出版業は、毎年新しいものが投入されないと成り立たない。いくら傑作だからといっても、古いものだけで飽和すると、新作が入る余地がなくなるからだ。結果的に、“年間消費”される以上の本は、文字通り捨てられていくのである。市場の小さな中短編では特にそうだ。中村融による翻訳アンソロジイは、そういう隙間を照らし出す視点で編まれている。本書でも「埋もれている佳作を世に出したい」という観点から、マイナーでほぼ忘れられている、しかし復権させるべき作品が選ばれている。
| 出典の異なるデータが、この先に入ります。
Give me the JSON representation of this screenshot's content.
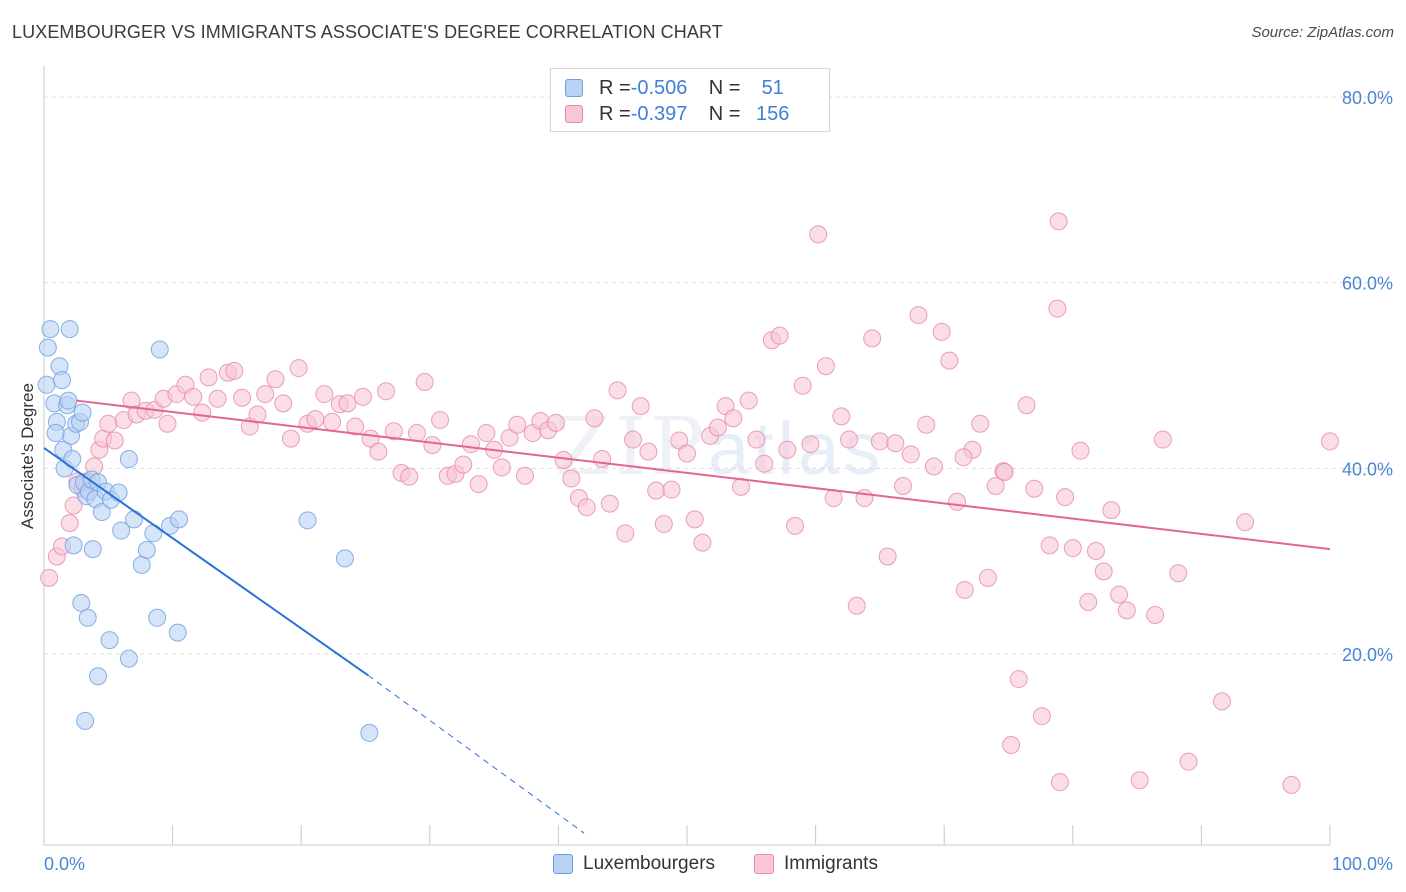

ロバート・F.ヤング「真鍮の都」(1965/1986):シエラザードを連れ出した男は真鍮色の都市に迷い込む
マイケル・ムアコック「時を生きる種族」(1964/1977*):時を知らない異邦人が訪れる時間が支配する街
L.スプレイグ・ディ・キャンプ「恐竜狩り」(1956/1971*):恐竜狩りツアーで客が引き起こすトラブル
ロバート・シルヴァーバーグ「マグワンプ4」(1959/1974):間違い電話から男は奇妙な時間線に拉致られる
フリッツ・ライバー「地獄堕ちの朝」(1959/*):自身の正体を知らない男は女に導かれるままに部屋を出る
ミルドレッド・クリンガーマン「緑のベルベットの外套を買った日」(1958/*):似合わない外套が紡ぐ恋
T.L.シャーレッド「努力」(1947/1964*):歴史を自在に覗ける装置はやがて知られざる真実を暴きだす
(初出年/初翻訳年)で記載。*とあるのは、本書での新訳または初訳
編者には、先に時間SFアンソロジイ『時の娘』(2009)がある。そちらは、副題「ロマンティック時間SF」とあり、ロマンスものを意識した編み方だったのに対し、本書は「ファンタスティック時間SF」なので、時間旅行をやや不可思議/ビターに捉えたものが中心になる。50〜60年代SFが中心のなか、1作だけ、第2次世界大戦直後の1947年に発表された中編「努力」が異色作である。ここでのタイムマシンは、ある種のタイムカメラなのだが、オフィシャルな歴史と真実の出来事との乖離を予言的に描き出した力作だ。真実を知ったとき何が起こるかは、半世紀後のインターネット社会で現実化した。ウィキリークスなど、その事例は事欠かないだろう。もちろん本作は予言の書ではなく、人間社会の本質を描きだしているのだ。